After taking a moment to tell myself “act like you’ve been here before, man,” I walked over and said “Dr. Aldrin?” He looked up, I said I’d enjoyed his talk, we exchanged some pleasantries, and then I shook his hand, said it was an honor, and wished him and his companion safe travels. You know, as one does when meeting anybody who’s walked on the Moon.

 

3/13/2017: Setting Standards for Digital Privacy, Consumer Reports

CR asked me Friday if I could cover this Monday-morning panel, featuring a CR manager and an initiative CR backs to set standards for the security and privacy of Internet of Things devices. I’m glad they dangled that assignment, since otherwise an insightful discussion on a topic I’ve covered for other clients might have escaped my attention.

3/15/2017: Two fake news writers reveal how they ply their trade, Yahoo Finance

My last file for SXSW covered Yasmin Green’s head-fake of a panel–I thought it would cover her work at Google’s Project Jigsaw to counter violent extremism online. But instead she brought two proprietors of fake news (more accurately called “disinformation”), and then things got weird.

3/15/2017: How OTT Providers Are Targeting, Tracking And Timing Ads, FierceOnlineVideo

I missed this contribution to a package of stories about “OTT” (short for “over the top,” as in video services that ride on your broadband connection) advertising because I was traveling, then spent another two weeks not realizing it had been posted.

3/15/2017: OTT Ad Delivery Case Study: Hyundai’s ‘Skip’ Ad, FierceOnlineVideo

This case study had me tearing my hair out more than once as I struggled to get a quote out of one of the companies involved. Someday, I will learn to put in my interview requests early when I’m dealing with a company that hasn’t figured in my stories before, but late January was clearly not that time.

3/16/2017: Dear Wirecutter: What’s the Best Budget Cell Phone and Plan for Limited Data Use?, The Wirecutter

A Wirecutter reader wanted to know which $200-ish smartphone and $25-$30 plan to get. The first question was easy to answer, but the second required going back to the reader to confirm how much data usage they had in mind.
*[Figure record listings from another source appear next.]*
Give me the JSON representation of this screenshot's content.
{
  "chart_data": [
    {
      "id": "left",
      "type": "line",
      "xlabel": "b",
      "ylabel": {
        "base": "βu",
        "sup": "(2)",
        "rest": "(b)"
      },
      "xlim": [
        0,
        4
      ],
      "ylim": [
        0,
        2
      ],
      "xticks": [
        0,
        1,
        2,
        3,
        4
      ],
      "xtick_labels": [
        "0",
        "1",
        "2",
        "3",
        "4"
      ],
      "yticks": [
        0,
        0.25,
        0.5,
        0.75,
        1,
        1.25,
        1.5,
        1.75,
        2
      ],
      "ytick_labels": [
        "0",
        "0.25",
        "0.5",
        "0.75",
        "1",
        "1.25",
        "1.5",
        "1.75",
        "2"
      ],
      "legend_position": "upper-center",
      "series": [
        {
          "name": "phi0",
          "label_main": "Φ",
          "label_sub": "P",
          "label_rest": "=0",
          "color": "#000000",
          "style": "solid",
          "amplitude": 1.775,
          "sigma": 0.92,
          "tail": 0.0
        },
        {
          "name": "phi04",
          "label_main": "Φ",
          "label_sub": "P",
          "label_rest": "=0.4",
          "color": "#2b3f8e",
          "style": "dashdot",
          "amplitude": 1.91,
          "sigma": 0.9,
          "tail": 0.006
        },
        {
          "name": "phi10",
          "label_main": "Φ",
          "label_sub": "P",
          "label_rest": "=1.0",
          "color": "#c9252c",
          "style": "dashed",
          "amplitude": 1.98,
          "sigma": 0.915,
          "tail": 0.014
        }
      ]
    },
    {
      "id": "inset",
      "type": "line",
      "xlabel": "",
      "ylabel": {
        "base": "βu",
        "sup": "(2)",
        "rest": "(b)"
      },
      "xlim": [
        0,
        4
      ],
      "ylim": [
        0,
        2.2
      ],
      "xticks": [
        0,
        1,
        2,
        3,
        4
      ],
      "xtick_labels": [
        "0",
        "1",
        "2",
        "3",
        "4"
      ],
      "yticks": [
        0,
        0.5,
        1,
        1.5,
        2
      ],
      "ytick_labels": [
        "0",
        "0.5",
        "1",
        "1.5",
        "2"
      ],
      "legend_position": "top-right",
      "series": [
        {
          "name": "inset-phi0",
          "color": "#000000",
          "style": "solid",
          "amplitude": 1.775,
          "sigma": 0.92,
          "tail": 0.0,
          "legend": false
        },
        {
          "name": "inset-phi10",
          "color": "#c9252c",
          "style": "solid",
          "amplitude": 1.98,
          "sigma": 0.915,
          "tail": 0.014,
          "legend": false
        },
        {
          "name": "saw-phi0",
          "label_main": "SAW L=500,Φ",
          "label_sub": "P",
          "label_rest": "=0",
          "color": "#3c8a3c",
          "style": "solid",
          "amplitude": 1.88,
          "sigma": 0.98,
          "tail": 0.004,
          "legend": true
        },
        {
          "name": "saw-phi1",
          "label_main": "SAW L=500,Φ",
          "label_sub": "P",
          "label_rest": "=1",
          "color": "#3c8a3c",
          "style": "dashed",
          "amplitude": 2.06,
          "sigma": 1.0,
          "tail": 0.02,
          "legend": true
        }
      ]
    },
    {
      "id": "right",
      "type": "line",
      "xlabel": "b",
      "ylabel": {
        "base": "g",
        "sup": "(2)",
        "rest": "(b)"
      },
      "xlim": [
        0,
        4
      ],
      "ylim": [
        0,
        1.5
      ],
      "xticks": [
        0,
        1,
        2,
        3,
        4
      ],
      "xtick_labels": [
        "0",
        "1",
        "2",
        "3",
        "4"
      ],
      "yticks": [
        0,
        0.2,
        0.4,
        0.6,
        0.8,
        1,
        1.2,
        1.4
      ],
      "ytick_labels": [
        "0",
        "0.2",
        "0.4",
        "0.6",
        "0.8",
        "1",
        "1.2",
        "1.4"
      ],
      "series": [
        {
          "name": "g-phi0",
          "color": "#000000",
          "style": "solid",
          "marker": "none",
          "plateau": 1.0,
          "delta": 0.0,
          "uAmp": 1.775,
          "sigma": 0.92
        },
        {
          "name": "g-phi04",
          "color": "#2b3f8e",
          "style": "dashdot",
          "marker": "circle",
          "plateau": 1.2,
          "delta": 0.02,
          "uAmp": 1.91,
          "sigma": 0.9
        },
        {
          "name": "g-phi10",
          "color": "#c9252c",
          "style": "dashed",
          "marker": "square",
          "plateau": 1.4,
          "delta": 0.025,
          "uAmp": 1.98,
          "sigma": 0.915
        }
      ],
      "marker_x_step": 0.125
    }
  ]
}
3/16/2017: Best Cell Phone Plans, The Wirecutter

I spent a good chunk of February revising the guide we’d just put through a complete rewrite, all because the four major carriers had to revive or improve their unlimited-data offerings. The result: While the guide still endorses Verizon as the best choice overall (with the understanding that many people don’t use that much data), we recommend T-Mobile for those looking for an unlimited-data plan.

3/17/2017: What Verizon email users need to know about it getting out of email, USA Today

When four or so readers e-mail with the same question within a couple of weeks, you probably have a column topic on your hands. I suggested to my editors that this would be worth posting earlier than the usual Sunday, and I’m glad they agreed.

Updated 4/2/2017 with the two online-ads stories I’d missed earlier. And updated again 4/17 to remove links to two posts that I’d already covered in the previous Sunday’s weekly-output post. I guess I was a little tired when I wrote this.